Well there're many, many reference books that tell you what the delta H is for other reactions but this one for some reason I couldn't find or my reference book didn't or I didn't want to do the particular reaction in the lab or something along those lines. So how can I find this, well Hess's law says that I can manipulate this reaction in order to get this overall reaction and that way I can figure out my delta H if I add up the 2 H's. So first I have to make sure that these reactions actually do add up to the final reaction. So let's look at this firstly, I need 2 sulfurs on my reactant side, well here I have sulfur but I only have 1, so I'm going to multiply this whole reaction by 2 so I can get 2 sulfurs on my reactive side. So I'm going to multiply this by 2, so that makes 2 sulfur plus 2 oxygen gases yields 2 sulfur dioxide.

And because I multiplied the reaction by 2 this also must be multiplied by 2 because this negative 297 kilo joules is telling me how much energy is going to be released for 1 mol sulfur but now I'm doing 2 mols of sulfur, so I'm going to multiply this by 2. So my delta H is now going to be negative 594 kilo joules okay great. So now I have my 2 mols of sulfur on my reacting side that's awesome but now I have sulfur dioxide on my product side and I don't it I want sulfur trioxide. So I'm going to look at this reaction here, well here is sulfur dioxide on the product side and sulfur trioxide on the reacting side so I actually want to flip those around so I'm going to do the reverse reaction, so I'm going to say oxygen gas plus 2 mols of sulfur dioxide gas is going to give me 2 mols of sulfur trioxide gas okay.

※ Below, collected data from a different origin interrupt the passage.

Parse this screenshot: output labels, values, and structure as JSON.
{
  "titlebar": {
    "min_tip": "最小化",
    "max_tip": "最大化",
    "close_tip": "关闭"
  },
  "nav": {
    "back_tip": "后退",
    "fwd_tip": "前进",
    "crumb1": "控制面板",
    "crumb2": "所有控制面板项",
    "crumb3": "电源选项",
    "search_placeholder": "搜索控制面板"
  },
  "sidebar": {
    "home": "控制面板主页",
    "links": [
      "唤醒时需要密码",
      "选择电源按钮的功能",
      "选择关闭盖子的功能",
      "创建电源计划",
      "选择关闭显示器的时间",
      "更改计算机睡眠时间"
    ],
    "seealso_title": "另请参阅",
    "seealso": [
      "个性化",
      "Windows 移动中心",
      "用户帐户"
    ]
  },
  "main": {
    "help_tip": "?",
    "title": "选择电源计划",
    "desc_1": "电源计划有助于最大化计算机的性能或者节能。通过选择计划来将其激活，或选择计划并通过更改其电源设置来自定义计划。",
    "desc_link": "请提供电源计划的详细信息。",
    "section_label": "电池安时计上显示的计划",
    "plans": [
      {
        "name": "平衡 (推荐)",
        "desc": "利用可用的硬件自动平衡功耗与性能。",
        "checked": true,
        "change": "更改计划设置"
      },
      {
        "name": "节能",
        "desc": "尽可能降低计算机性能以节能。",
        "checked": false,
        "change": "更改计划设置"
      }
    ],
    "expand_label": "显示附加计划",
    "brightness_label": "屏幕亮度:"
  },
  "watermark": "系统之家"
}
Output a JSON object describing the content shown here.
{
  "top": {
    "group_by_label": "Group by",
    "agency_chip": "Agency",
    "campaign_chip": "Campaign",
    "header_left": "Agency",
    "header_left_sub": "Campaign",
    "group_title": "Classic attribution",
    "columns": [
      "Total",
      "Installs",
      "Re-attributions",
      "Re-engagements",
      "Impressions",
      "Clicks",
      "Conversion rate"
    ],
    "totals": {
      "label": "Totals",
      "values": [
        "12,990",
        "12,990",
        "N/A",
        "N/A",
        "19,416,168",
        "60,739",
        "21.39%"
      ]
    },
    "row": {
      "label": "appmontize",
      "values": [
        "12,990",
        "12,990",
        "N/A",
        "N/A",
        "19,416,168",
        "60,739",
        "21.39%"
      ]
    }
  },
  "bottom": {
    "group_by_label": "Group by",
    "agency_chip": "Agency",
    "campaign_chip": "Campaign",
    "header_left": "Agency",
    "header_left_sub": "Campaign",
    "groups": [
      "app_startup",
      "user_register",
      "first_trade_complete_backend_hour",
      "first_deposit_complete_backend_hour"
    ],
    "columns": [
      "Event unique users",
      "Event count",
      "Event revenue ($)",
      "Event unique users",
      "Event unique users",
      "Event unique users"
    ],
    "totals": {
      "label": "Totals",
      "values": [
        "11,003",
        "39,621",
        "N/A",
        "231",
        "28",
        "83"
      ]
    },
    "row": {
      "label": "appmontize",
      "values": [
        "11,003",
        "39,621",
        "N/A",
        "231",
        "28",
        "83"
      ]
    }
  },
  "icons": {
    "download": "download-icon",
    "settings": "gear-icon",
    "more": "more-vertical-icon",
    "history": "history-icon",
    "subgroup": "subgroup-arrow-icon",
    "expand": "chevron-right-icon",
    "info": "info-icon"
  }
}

And because I flipped it this forward direction is going to be an endothermic reaction but if I reversed it, it's going to becoming an exothermic reaction so this is going to be negative. So my delta H is going to be negative 198 kilo joules. Okay so let's make sure this works, so if I were to add these 2 reactions together, note that I have 2 mols of sulfur dioxide here and 2 mols of sulfur dioxide here. I can cross those out because this is a product and this is a reactive so I can just cross those out okay. And now if I add up I can't, nothing else crosses out so I'm going to add everything up. So I've 2 mols of sulfur solid plus 2 mols of oxygen, this should be oxygen too alright O2 gas plus another mol of O2 gas yields 2 mols of SO3 gas okay. So what if I add these together 2 plus 1 is 3 so I can say 3 mols of oxygen gas. So 2 mols of sulfur plus 3 mols of oxygen yields 2 mols of sulfur trioxide which is exactly my original equation is so I added this properly I can check it off and so I want to find my delta H I'm just going to add these guys up. So negative 594 plus negative 198 is going to give me negative 792, so negative 792 kilo joules.

So that's actually now I could know that this is negative 792 kilo joules because Hess's law says that I can do this. Okay this is basically Hess's law in a nutshell you might have several different reactions you're going to have to manipulate but actually once you get the hung of it, it's actually kind of fun and pretty easy. I'm also going to do one last thing, this is the reaction it is the formation reaction meaning we're taking or forming sulfur trioxide from these elements. So in order to do a formation reaction the best way is when you get these three 1 mol. So I'm going to divide the whole thing by 2 because I don't like in formation reaction if you want to learn more about them there's a video on that as well but a formation reaction it has 1 mol of the product so dividing everything by 2 which end up as sulfur solid plus three halves oxygen gas yields sulfur trioxide gas.

And then my delta H is also going to be divided by 2 which is going to be negative 396 kilo joules and we can actually say kilo joules per mol because we have 1 mol there. This is our formation reaction and notice this is fraction in it but in formation reaction it's totally okay we're allowed to have fraction coefficients in our formation reactions because our main important thing is that we have 1 mol of product so this [IB] in action and then we put a little bit of formation delta H formation in there as well. So Hess's law is really, really useful when dealing with reactions where you do not know our delta H so we need to find it pretty easily.